Выбрать главу

О мире мечтал. —

Нет покоя?.. да ты минуты не выжил бы в этом покое…

Застужено всякое сердце, а твое… горит?

Теперь, когда видятся предпраздничные огоньки, и ни один из них не приютит тебя…

— Братья мои! сестры мои!

Подточил червь башню, ты его рвал, топтал. Подточил червь башню.

— Не верю Тебе!

Жил себе человек, жил тихо, смирно: что велят, рад-радехонек… все исполнить. Да вдруг ударила его вся эта толкотня и сутолока, хлестнул по глазам тот вон свет в каменном доме, рванул за живое какой-то упрек…

— А чем я хуже, а? — и пошло.

Сначала грубое слово — слово за слово — в морду, потом…

— Не мразь же я какая, которую, кому не лень, топтать волен, не кобыла, которую лупи, сколько влезет, все стерпит.

Я гну для тебя, подлеца, спину, потому что жрать хочу, но гнуть себя не позволю!

Подточил червь башню, ты его рвал, топтал, думал, подохнет…

— Эх ты, тупой болван, старый хрыч, каждый мой кусочек, каждый мой обрывок острым зубом от злости, от боли в камень впивался и грыз…

Подточил червь башню.

А если лебезить задумаешь, обещаниями глотку заткнуть… рай свой, солнце свое, свет свой посулишь… — не верю тебе, не верю!..

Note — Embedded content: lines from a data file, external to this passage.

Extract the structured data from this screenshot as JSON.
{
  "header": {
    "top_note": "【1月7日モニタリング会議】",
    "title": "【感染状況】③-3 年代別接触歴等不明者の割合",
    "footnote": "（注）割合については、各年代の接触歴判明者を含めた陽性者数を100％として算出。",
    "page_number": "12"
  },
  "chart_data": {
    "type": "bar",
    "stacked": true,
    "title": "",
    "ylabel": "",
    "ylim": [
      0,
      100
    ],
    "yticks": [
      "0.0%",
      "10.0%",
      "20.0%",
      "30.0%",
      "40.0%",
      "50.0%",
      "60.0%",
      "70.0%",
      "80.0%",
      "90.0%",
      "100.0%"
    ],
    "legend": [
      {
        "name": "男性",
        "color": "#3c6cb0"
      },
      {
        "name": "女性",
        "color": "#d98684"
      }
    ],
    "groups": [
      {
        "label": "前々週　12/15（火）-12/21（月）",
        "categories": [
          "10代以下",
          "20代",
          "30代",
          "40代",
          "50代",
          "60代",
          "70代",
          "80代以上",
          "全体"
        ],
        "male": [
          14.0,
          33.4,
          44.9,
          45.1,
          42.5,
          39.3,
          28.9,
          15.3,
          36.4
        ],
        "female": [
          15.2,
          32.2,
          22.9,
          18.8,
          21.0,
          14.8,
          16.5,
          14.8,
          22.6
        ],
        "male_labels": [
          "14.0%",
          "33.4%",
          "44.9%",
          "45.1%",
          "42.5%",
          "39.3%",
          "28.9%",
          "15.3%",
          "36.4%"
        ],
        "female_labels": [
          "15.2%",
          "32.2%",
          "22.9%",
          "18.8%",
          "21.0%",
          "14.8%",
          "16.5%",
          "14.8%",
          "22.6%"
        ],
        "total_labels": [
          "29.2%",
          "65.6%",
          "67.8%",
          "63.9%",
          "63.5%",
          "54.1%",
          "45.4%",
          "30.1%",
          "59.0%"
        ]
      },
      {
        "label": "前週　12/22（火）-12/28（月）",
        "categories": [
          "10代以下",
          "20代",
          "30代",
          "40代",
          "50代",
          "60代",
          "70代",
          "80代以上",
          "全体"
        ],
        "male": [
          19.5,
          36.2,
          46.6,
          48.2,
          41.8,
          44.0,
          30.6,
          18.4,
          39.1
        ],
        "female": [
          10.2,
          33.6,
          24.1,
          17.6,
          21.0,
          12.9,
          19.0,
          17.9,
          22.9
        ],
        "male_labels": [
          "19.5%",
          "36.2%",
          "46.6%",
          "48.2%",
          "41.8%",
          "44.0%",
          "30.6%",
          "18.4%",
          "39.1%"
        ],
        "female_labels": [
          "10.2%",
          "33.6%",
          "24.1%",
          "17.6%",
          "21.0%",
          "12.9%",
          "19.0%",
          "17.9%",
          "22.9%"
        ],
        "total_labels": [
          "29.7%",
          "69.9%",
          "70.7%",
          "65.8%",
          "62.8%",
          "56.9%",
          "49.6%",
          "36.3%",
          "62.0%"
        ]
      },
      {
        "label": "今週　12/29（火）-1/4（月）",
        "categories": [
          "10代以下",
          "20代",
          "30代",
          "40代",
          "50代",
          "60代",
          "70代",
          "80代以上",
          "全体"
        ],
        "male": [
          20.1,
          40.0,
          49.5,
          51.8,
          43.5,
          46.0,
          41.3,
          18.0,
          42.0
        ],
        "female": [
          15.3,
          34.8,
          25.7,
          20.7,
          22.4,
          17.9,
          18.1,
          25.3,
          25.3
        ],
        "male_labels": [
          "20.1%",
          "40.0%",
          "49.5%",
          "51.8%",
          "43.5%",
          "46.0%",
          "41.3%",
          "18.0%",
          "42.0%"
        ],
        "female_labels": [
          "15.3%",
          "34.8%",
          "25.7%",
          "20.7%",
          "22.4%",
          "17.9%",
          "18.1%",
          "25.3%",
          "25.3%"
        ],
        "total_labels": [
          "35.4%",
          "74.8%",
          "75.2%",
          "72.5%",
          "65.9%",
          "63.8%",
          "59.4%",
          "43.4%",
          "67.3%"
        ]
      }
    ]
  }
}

Жил себе человек… какой человек?

— Братья мои! сестры мои!

— Гей! — заорал кучер.

Николай вздрогнул, шарахнулся в сторону. Мимо мчались санки, тьма колких, грязных снежинок ударила в лицо.

Заскрипел зубами.

Такая боль поднялась нестерпимая.

Вверх дном опрокинул бы целый свет, прошел бы по трупам, пока не упал бы от крови, этой теплой, которая стекала бы по его пальцам…

Шел убитый.

Толкались прохожие, перегоняли друг друга, спешили.

В магазинах огни горели.

Забравшиеся за ворот снежинки грызли спину.

Тоска на сердце упала.

Тоска на сердце упала и росла…

И потянуло туда… в дом.

Надеть бы шапку-невидимку, мигом перелететь, стать на пороге..

Дева днесь Пресущественного рождает, И земля вертеп Неприступному приносит…

Душа залилась слезами.

Остановился.

Видел одно черное небо, да крутился на небе дикий, бешеный столб, рассыпался в бездне тончайших сверкающих снежинок и вновь вырастал и крутился:

— Никогда-никогда!

И встала перед глазами выломанная дверь, и мать, ее вывороченные ужасом глаза…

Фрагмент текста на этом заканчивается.